A popular fruit, especially during the summer season, is a slice of watermelon.
And whether it’s a dash of salt, lightly grilled, included in a stir fry or salad or in a blender or smoothie, watermelons contain the antioxidant Lycopene. Studies show that Lycopene helps to decrease the risk of cancer, heart disease and age-related eye disorders. Watermelon rinds also provide many nutrients, according to Healthline.
The rinds are high in Vitamin A, Vitamin C, potassium, magnesium and fiber, which helps with digestion and that helps regulate blood sugar and cholesterol levels. High levels of Citrulline have also been discovered in watermelon rinds.

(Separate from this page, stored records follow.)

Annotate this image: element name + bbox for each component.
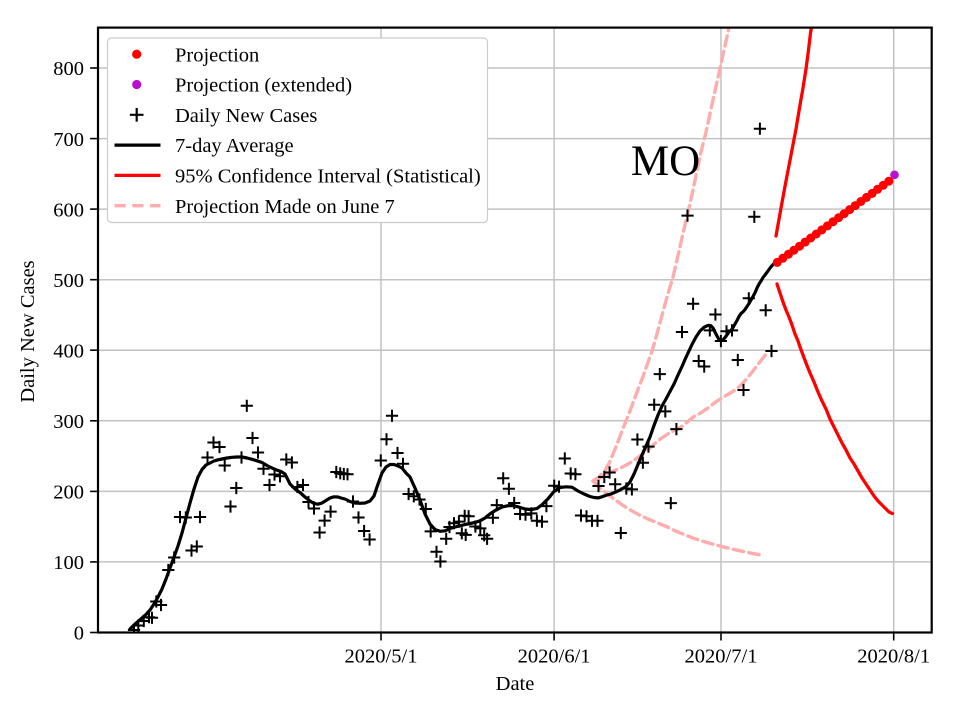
- svg-text:95% Confidence Interval (Stati: 95% Confidence Interval (Statistical): [175, 166, 481, 188]
- svg-text:Date: Date: [496, 673, 535, 695]
- svg-text:7-day Average: 7-day Average: [175, 135, 294, 157]
- svg-text:2020/8/1: 2020/8/1: [857, 646, 930, 668]
- svg-text:600: 600: [53, 199, 84, 221]
- svg-text:0: 0: [74, 623, 84, 645]
- svg-text:MO: MO: [631, 138, 700, 185]
- svg-text:2020/6/1: 2020/6/1: [518, 646, 591, 668]
- svg-text:700: 700: [53, 129, 84, 151]
- svg-text:Projection (extended): Projection (extended): [175, 75, 352, 97]
- svg-text:Projection: Projection: [175, 44, 259, 66]
- svg-text:2020/5/1: 2020/5/1: [345, 646, 418, 668]
- svg-text:Daily New Cases: Daily New Cases: [17, 260, 39, 402]
- svg-text:300: 300: [53, 411, 84, 433]
- svg-text:2020/7/1: 2020/7/1: [685, 646, 758, 668]
- svg-text:100: 100: [53, 552, 84, 574]
- svg-text:Daily New Cases: Daily New Cases: [175, 105, 317, 127]
- svg-text:400: 400: [53, 340, 84, 362]
- svg-text:500: 500: [53, 270, 84, 292]
- svg-text:800: 800: [53, 58, 84, 80]
- svg-text:Projection Made on June 7: Projection Made on June 7: [175, 196, 395, 218]
- svg-text:200: 200: [53, 482, 84, 504]
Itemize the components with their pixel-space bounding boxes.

Citrulline reduces blood pressure and its supplements have been associated with heart health and improved circulation, according to Country Living. While slicing your watermelon, include the rind and eat as one piece.

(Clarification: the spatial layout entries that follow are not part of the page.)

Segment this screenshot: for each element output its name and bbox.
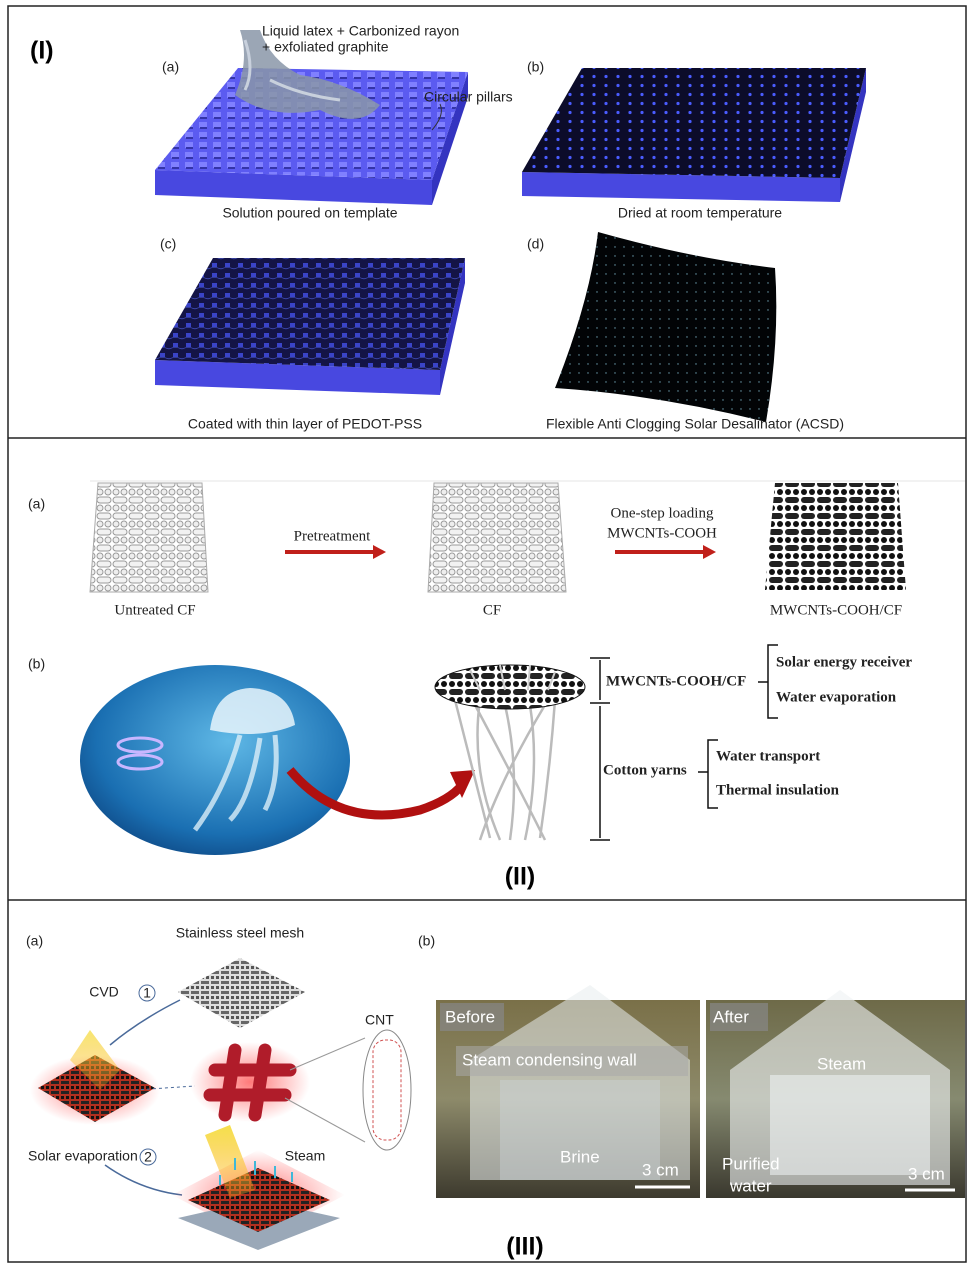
annotation: Circular pillars: [424, 89, 513, 105]
template-a: [155, 30, 468, 205]
step-number: 1: [143, 985, 151, 1001]
subfigure-label: (b): [28, 656, 45, 672]
step-number: 2: [144, 1149, 152, 1165]
step-label: CF: [483, 602, 501, 618]
caption: Solution poured on template: [222, 205, 397, 221]
step-label: MWCNTs-COOH/CF: [770, 602, 902, 618]
step-badge: [138, 984, 156, 1002]
scale-label: 3 cm: [908, 1164, 945, 1183]
frame: [7, 5, 967, 1263]
part-label: MWCNTs-COOH/CF: [606, 673, 746, 689]
annotation: Liquid latex + Carbonized rayon: [262, 23, 459, 39]
annotation: Stainless steel mesh: [176, 925, 304, 941]
photo-label: water: [729, 1176, 772, 1195]
arrow-label: One-step loading: [611, 505, 714, 521]
flexible-sheet: [555, 232, 777, 422]
jellyfish-photo: [80, 665, 475, 855]
subfigure-label: (a): [26, 933, 43, 949]
photo-after: [706, 990, 965, 1198]
subfigure-label: (c): [160, 236, 176, 252]
arrow-label: Pretreatment: [294, 528, 371, 544]
panel-label: (III): [506, 1233, 544, 1261]
photo-label: Before: [445, 1007, 495, 1026]
function-label: Solar energy receiver: [776, 654, 912, 670]
arrow: [615, 545, 716, 559]
cnt-cross: [190, 1029, 412, 1151]
panel-label: (I): [30, 37, 54, 65]
template-b: [522, 68, 866, 202]
evaporator: [434, 664, 586, 841]
subfigure-label: (b): [527, 59, 544, 75]
subfigure-label: (d): [527, 236, 544, 252]
photo-label: Steam: [817, 1054, 866, 1073]
arrow: [104, 1164, 183, 1196]
annotation: Steam: [285, 1148, 325, 1164]
step-label: Untreated CF: [114, 602, 195, 618]
scale-label: 3 cm: [642, 1160, 679, 1179]
fabric: [89, 482, 209, 593]
evaporator-device: [172, 1125, 345, 1250]
subfigure-label: (a): [28, 496, 45, 512]
caption: Coated with thin layer of PEDOT-PSS: [188, 416, 422, 432]
photo-label: Purified: [722, 1154, 780, 1173]
step-label: Solar evaporation: [28, 1148, 138, 1164]
step-label: CVD: [89, 984, 119, 1000]
photo-label: Brine: [560, 1147, 600, 1166]
caption: Dried at room temperature: [618, 205, 782, 221]
photo-label: Steam condensing wall: [462, 1050, 637, 1069]
bracket: [590, 644, 778, 841]
caption: Flexible Anti Clogging Solar Desalinator…: [546, 416, 844, 432]
annotation: CNT: [365, 1012, 394, 1028]
function-label: Water evaporation: [776, 689, 897, 705]
heated-mesh: [30, 1030, 160, 1125]
subfigure-label: (b): [418, 933, 435, 949]
photo-label: After: [713, 1007, 749, 1026]
fabric: [765, 483, 906, 590]
arrow-label: MWCNTs-COOH: [607, 525, 717, 541]
photo-before: [436, 985, 700, 1198]
mesh: [178, 958, 305, 1028]
function-label: Water transport: [716, 748, 820, 764]
arrow: [285, 545, 386, 559]
step-badge: [139, 1148, 157, 1166]
fabric: [427, 482, 567, 593]
template-c: [155, 258, 465, 395]
panel-label: (II): [505, 863, 536, 891]
arrow: [109, 999, 181, 1046]
function-label: Thermal insulation: [716, 782, 840, 798]
arrow: [134, 1085, 196, 1091]
annotation: + exfoliated graphite: [262, 39, 389, 55]
part-label: Cotton yarns: [603, 762, 687, 778]
subfigure-label: (a): [162, 59, 179, 75]
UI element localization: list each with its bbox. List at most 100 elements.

Kwang Uh of Baroo in Los Angeles suggests that a homemade pickled watermelon rind recipe which includes:
- 2 tablespoons kosher salt
- 1/2 cup lime juice
- 1/2 cup maple syrup
- 1/2 cup rice wine vinegar
- 1/2 cup white wine vinegar
- 1 cinnamon stick
- 1 kaffir lime leaf
The best watermelons are firm, consistent and heavy for its size with a yellow spot on the underside caused by sitting on the ground and ripening in the sun. A pale or white underside indicates that the fruit may have been picked too sun or may not be ripe.
Watermelons are the most popular melon eaten in the U.S. The high amount of water, 92%, helps with hydration. Adding the rind provides even more benefits.